С поэтом R-13 и с рассуждениями главного героя романа Евгения Замятина «Мы» о поэзии, ее функциях, ее значимости для Единого Государства в роман входит тема государственной политики, вернее, государственного диктата в культуре. В Едином Государстве наблюдается безмятежное (без-мятежное) следование постулатам Платонова трактата «Государство». В нем, как известно, предлагалось изгнать «из государства те произведения, которые заставляют сопереживать и сострадать», и поэзия сводилась к «гимнам богам и хвале добродетельным людям».
Герой-рассказчик замятинского романа, математик Д-503 представляет себе истинную поэзию как синтез математики со стихом, созидаемый на благо общества, и в своих записках превозносит посвященный таблице умножения сонет поэта R-13 «Счастье» — «Вечно влюбленные дважды два…». Утопическое представление Платона о нужной поэзии, его идеал не только претворен в жизнь, но и пополнен соображениями о пользе положительных эмоций, а для большей уверенности в результате место одушевленной природы и человека в поэзии занимают одушевленные цифры.
Констатируя статус поэзии в Едином Государстве, Д-503 записывает: «Наши поэты уже не витают более в эмпиреях: они спустились на землю; … их лира — утренний шорох электрических зубных щеток»… «Теперь поэзия уже не беспардонный соловьиный свист: поэзия — государственная служба, поэзия — полезность». Напротив, вымысел, фикциональность, мощная работа воображения воспринимаются как симптомы недуга, сбой в работе отлаженного механизма.
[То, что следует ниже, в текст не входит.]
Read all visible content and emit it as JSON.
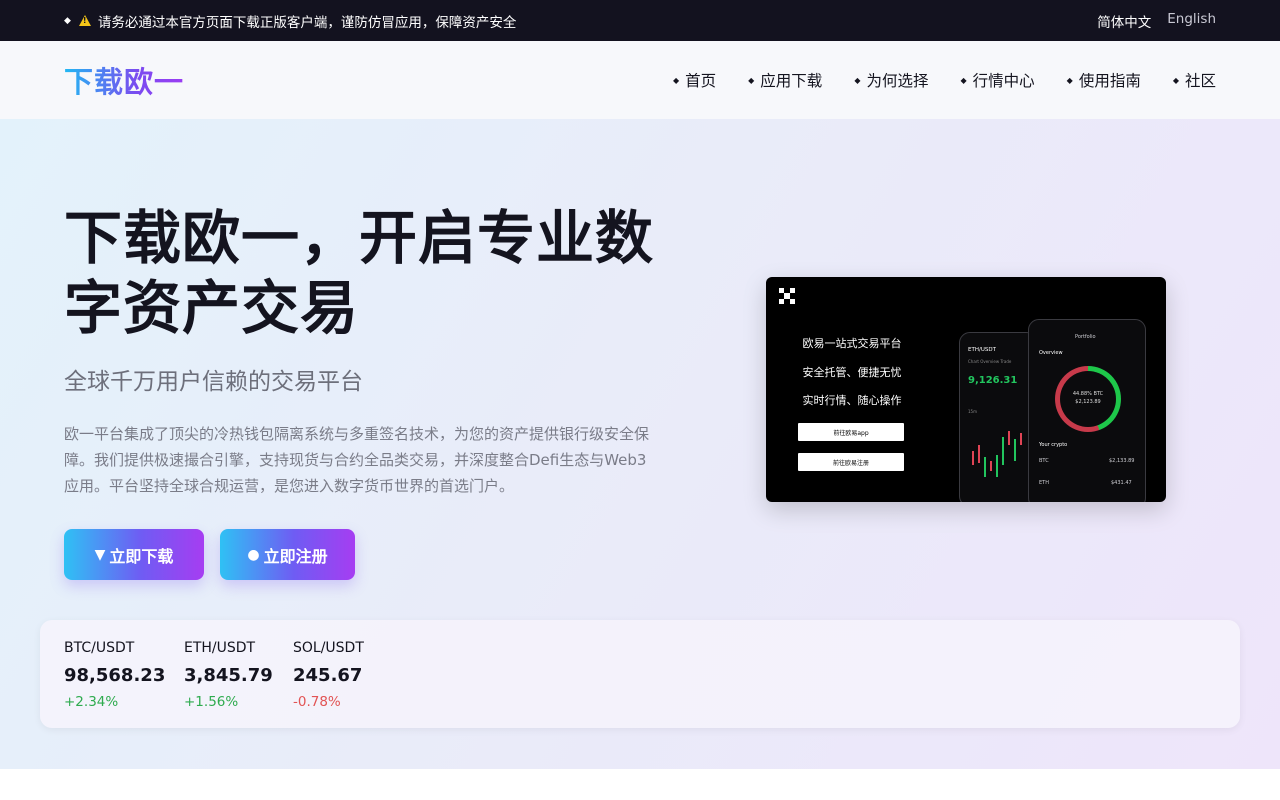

Едва лишь Д-503 подмечает у себя невнятные, беспокоящие его чувства — позже они будут интерпретироваться как зарождение, образование души, — он тут же с досадой записывает: «…вместо стройной и строгой математической поэмы в честь Единого Государства — у меня выходит какой-то фантастический авантюрный роман».
Отметим это удвоение — фантастический и авантюрный, когда речь идет о записях героя. Оно звучит почти тавтологией, «маслом масляным», если вспомнить, что авантюрный роман вытягивается в цепочку самых невероятных, порой доходящих до абсурда приключений героев. Говоря о том, что сюжет в подобных романах «всегда строится на отступлениях от нормального хода жизни героев, на таких исключительных событиях и положениях, каких нет в типической, нормальной, обычной биографии человека», М.М. Бахтин выделяет в массиве авантюрного романа его особый подвид — роман испытания. Пожалуй, мерки именно романа испытания приложимы к фигуре Д-503: с момента сдвига, то есть знакомства с I-330, он становится героем романа, который строится, по Бахтину, «как ряд испытаний главных героев, испытаний их верности, доблести, смелости, добродетели, благородства, святости и т.п.».
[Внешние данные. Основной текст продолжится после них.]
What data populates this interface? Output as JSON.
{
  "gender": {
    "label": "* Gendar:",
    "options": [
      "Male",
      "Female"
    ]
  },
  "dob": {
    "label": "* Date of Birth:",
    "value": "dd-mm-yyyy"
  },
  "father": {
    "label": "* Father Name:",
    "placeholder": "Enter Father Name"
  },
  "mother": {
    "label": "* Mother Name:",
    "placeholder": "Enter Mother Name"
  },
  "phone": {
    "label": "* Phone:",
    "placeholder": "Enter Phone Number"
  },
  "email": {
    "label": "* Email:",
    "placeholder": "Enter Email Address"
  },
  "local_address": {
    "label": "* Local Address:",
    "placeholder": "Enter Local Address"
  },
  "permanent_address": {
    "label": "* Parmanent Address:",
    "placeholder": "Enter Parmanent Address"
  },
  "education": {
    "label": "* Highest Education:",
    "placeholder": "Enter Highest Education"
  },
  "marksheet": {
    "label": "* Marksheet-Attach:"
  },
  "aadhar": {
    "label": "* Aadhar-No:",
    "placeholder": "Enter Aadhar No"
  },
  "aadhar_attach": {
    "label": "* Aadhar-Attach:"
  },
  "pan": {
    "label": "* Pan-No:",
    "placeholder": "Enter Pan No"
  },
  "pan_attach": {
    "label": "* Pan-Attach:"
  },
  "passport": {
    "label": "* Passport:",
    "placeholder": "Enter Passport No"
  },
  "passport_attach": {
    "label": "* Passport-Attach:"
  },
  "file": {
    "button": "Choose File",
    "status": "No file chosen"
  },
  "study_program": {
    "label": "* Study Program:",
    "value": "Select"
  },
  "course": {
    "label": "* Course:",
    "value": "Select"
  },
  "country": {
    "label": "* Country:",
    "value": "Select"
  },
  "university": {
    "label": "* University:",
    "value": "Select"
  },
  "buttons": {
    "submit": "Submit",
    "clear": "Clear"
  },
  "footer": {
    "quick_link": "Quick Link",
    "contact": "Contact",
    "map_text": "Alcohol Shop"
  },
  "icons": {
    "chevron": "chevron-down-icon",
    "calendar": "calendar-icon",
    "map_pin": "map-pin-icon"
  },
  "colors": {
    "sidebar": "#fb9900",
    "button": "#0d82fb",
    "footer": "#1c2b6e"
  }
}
Замятин искусно маскирует мысль о том, что в романе «Мы» наряду с поэтами действует и прозаик (Д-503). Правда, фраза о фантастическом авантюрном романе — одинокое свидетельство его творческих амбиций. Гораздо чаще эти амбиции затемнены многократно повторяющимся определением жанра записок — «конспект», уводящим читателя от набухающей событиями, смутно будоражащей художественной прозы в мир конспектов, цифр, геометрических фигур и Интеграла. Само упоминание о чаемом произведении Д-503 — «стройной и строгой математической поэме в честь Единого Государства» — неизбежно ведет за собой сопоставление с единственной в русской литературе поэмой в прозе, емкое название которой на слуху у всех и более чем уместно в нашем случае. Можно ли удачнее, чем «мертвые души», назвать тех, у кого место имени занимает «нумер», а рождение души приравнивается чуть ли не к злокачественной опухоли? Поэтому понятно, что, компенсируя свои атавистические комплексы, Д-503 высказывает о литературе сентенции, которые выражают мнение преобладающей части насельников Единого Государства, общества коллективного разума.
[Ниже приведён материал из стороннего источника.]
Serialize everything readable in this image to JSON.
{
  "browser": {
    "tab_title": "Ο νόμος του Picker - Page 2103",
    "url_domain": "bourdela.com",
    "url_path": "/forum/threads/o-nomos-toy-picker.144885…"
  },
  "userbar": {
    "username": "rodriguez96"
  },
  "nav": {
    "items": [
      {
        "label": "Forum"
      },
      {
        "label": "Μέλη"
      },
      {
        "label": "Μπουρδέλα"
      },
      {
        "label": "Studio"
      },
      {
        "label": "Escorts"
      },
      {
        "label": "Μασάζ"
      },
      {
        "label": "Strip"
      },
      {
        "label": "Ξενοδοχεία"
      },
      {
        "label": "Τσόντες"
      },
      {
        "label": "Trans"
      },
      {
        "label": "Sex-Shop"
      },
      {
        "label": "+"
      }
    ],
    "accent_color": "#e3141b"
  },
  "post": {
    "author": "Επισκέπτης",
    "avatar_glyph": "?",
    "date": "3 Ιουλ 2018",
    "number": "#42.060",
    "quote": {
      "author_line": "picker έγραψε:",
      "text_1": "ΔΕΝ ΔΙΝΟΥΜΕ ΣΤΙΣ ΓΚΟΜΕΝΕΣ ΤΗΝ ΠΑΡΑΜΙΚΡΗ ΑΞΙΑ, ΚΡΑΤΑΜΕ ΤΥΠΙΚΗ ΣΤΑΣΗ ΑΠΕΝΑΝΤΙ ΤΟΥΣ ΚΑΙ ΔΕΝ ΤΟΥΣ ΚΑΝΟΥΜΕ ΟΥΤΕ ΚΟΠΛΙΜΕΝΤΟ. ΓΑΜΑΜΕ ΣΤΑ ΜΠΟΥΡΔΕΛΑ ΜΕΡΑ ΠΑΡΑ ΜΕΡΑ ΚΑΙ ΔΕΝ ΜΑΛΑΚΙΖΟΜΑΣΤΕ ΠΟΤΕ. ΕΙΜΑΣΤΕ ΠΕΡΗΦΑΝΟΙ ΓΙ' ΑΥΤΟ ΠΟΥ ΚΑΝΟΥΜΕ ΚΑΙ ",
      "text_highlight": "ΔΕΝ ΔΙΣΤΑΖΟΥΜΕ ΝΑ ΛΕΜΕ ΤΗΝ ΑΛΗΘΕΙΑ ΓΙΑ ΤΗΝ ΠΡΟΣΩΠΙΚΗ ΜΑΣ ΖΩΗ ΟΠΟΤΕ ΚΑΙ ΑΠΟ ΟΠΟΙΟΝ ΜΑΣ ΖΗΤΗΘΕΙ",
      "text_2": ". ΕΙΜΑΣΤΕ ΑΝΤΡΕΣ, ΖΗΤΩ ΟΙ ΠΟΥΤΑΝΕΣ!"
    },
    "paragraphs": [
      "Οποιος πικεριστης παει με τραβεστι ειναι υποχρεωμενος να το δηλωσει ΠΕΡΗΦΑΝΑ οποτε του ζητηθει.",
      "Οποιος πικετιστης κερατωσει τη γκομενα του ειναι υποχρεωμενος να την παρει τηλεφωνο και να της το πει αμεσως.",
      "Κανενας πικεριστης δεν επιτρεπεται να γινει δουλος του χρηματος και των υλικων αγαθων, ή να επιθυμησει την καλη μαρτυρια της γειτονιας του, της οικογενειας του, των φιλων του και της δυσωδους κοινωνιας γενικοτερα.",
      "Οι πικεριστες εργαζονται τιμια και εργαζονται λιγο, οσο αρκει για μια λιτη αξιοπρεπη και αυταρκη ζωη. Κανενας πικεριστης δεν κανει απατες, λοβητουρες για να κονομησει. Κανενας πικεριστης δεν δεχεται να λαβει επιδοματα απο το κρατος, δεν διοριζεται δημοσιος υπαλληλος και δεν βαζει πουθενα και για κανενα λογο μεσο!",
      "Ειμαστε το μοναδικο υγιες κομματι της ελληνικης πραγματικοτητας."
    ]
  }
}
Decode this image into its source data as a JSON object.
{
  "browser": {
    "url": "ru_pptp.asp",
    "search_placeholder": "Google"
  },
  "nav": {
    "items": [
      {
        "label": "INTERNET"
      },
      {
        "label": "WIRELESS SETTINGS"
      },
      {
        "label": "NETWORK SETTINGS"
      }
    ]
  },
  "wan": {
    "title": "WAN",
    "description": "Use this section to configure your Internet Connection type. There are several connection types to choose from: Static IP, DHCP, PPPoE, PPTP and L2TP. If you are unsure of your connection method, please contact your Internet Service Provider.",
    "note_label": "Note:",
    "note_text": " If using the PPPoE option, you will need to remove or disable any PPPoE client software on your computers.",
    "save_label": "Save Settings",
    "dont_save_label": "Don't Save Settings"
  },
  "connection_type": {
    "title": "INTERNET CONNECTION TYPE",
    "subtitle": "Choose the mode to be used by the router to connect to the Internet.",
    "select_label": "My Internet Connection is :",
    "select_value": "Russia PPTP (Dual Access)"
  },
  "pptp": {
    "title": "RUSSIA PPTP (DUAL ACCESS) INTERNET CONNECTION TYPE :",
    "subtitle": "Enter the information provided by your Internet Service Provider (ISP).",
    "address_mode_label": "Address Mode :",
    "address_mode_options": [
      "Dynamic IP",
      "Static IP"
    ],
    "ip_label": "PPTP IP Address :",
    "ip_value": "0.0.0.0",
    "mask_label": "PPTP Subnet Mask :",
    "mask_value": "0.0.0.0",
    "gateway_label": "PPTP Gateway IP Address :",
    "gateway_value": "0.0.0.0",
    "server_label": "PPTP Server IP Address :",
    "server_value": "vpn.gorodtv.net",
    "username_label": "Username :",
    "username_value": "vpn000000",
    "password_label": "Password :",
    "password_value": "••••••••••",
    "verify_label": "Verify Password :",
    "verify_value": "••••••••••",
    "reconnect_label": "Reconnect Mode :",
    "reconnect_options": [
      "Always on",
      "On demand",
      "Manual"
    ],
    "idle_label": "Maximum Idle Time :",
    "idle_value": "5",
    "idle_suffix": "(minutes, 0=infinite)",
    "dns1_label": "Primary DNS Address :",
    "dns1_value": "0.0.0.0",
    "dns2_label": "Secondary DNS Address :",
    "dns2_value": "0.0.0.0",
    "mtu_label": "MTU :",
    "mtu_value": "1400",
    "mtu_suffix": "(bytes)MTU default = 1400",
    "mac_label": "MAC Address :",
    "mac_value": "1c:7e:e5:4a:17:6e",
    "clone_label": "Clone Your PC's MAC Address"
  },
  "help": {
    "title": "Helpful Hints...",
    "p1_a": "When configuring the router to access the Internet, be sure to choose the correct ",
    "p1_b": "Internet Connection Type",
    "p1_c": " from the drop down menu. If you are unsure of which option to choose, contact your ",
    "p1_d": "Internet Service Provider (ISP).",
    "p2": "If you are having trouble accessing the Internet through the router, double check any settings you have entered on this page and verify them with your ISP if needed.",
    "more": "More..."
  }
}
Название романа Е. Замятина обычно трактуют как доведение до логического абсурда тенденции, намеченной творчеством поэтов Пролеткульта, которым идеальным способом самовыражения представлялось коллективное мнение и причащение машине.
Эта статья — попытка оправить «литературный мир» романа «Мы» в контекст русской литературы, поэтому я оставляю в стороне явственную многозначность названия, в частности, психолингвистический его аспект, конкретнее, его воплощение в сознании читателя. Нужно воздать должное остроумию и иронии автора: все равно произносит или осознает читатель название романа, он вынужденно включает себя в то общество, о котором повествует автор.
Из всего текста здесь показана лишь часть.